There are some indications that the process is on the horizon. The Pentagon has imminent plans to deploy 3,000 combat troops to the Middle East, The Wall Street Journal reported Tuesday. (At the time of writing, the order had not been issued.) The troops will come from the Army’s 82nd Airborne Division, which specializes in “joint forced entry operations.” On Wednesday, the Iranian government rejected Trump’s 15-point plan to end the war, and White House press secretary Carolyn Leavitt said the president was “prepared to unleash hell” on Iran if a peace deal is not reached — a plan some lawmakers have expressed concern about.
Drawing on publicly available intelligence and their own experiences, two experts outlined the possible outlines of a ground operation targeting nuclear sites. They told WIRED that any version of the ground operation would be incredibly complex and pose a significant risk to the lives of American forces.
“I personally believe that a ground operation using special forces backed by more force is extremely risky and ultimately unfeasible,” Spencer Faragaso, a senior research fellow at the Institute for Science and International Security, tells WIRED.
Nuclear ambitions
Experts say any version of the process would likely take several weeks and involve simultaneous actions at multiple target locations that are not in close proximity to each other. Jonathan Hackett, a former Marine Corps and Defense Intelligence Agency operations specialist, tells WIRED that up to 10 sites could be targeted: research reactors in Isfahan, Arak, and Darkhoven; enrichment facilities at Natanz, Fordow, and Parchin; the Sagand and Qin Yazd mines; And Bushehr power station.
According to the International Atomic Energy Agency, Isfahan likely holds the majority of the country’s 60 percent highly enriched uranium, which may be able to support a self-sustaining nuclear chain reaction, although weapons-grade material generally consists of 90 percent enriched uranium. Hackett says the other two enrichment facilities may also contain 60 percent highly enriched uranium, and that the power plant and three research reactors all may contain 20 percent enriched uranium. Varagaso stresses that such supplies deserve careful attention.
Hackett says that eight of the 10 sites – with the exception of Isfahan, which is likely intact underground, and Jabal Axe, a relatively new enrichment facility near Natanz – were mostly or partially buried after air strikes last June. Faragaso says that immediately before the war, Iran filled the entrances to the tunnel leading to the Isfahan facility with dirt.
A more risky version of the ground operation would involve US forces actually recovering nuclear materials. Hackett says that this material will be stored in the form of uranium hexafluoride gas inside “large cement vats.” Faragaso adds that it is unclear how many of these sinks may be broken or damaged. At damaged sites, troops will have to bring in excavators and heavy equipment capable of moving huge amounts of dirt to recover them.

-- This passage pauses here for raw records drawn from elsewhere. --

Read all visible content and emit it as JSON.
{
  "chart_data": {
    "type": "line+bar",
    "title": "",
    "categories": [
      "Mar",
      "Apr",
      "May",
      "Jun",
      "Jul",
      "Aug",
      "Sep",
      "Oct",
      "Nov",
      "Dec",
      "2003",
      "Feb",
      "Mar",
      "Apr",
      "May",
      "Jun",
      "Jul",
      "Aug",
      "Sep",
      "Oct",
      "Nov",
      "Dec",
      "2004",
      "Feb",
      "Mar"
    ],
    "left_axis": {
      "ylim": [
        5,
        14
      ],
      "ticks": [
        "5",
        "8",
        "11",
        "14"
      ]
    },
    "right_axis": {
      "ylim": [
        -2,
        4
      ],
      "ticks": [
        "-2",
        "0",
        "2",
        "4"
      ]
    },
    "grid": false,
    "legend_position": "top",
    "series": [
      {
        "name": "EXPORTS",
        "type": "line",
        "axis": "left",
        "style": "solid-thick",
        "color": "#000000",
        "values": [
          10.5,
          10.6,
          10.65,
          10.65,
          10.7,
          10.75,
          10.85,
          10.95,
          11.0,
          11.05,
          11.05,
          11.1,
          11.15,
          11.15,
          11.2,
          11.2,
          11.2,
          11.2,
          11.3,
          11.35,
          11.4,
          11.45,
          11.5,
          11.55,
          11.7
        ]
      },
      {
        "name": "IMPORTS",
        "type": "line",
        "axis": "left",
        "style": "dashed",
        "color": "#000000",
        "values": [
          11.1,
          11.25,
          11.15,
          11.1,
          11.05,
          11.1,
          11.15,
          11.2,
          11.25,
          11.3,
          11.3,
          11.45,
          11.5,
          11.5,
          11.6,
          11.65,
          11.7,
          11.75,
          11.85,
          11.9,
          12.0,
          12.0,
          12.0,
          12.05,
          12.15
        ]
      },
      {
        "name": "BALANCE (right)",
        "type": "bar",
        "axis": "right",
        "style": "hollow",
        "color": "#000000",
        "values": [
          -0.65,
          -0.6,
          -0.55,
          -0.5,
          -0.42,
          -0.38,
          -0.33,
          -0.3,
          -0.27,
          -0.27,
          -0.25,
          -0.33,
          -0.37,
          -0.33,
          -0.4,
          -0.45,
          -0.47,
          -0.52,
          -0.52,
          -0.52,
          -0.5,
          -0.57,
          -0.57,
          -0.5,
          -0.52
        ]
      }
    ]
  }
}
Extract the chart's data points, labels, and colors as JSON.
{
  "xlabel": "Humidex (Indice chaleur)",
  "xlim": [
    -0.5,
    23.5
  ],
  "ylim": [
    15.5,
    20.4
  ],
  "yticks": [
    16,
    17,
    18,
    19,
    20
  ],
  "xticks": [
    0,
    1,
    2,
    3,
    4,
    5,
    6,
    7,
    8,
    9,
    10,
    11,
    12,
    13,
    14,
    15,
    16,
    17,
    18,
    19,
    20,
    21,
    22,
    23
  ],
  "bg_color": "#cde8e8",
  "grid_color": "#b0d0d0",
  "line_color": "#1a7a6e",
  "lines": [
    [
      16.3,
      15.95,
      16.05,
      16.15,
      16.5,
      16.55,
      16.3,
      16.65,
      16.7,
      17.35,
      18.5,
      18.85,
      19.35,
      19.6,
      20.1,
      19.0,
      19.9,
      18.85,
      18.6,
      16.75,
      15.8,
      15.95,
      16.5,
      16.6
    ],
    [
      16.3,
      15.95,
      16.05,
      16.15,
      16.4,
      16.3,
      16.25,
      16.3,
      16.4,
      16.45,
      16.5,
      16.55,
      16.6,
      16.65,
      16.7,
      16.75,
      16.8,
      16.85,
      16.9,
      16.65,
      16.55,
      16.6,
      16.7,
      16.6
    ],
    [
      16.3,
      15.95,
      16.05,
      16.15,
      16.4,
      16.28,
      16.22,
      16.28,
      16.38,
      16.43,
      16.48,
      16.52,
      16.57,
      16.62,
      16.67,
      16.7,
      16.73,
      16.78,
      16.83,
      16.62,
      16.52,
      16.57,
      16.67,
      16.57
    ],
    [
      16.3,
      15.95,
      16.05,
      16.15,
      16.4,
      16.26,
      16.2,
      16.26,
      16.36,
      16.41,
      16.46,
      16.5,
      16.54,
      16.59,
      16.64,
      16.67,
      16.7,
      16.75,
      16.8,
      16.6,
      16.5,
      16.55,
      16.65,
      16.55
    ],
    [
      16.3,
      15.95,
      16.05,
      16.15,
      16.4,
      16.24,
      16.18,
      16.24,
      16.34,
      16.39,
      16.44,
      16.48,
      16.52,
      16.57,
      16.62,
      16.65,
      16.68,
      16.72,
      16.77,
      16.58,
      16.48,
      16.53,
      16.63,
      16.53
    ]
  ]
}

According to Hackett, a relatively less risky version of the operation would still require ground forces. However, it will primarily use air strikes to bury nuclear materials within its facilities. Ensuring that nuclear materials are inaccessible in the short to medium term, Faragaso says, will entail destroying the entrances to underground facilities, ideally collapsing the roofs of underground facilities.
Lubricate the area
Hackett tells WIRED that based on his experience and all publicly available information, Trump’s negotiations with Iran “may be a bluff” to buy time to move troops into place.
Hackett says the operation will likely begin with aerial bombing in the areas surrounding the targeted sites. He says these bombers were likely from the 82nd Airborne Division or from the 11th or 31st Marine Expeditionary Units (MEU). The 11th MEU, a “quick reaction” force, and the 31st MEU, the only naval unit continuously deployed overseas in strategic areas, have reportedly been deployed to the Middle East.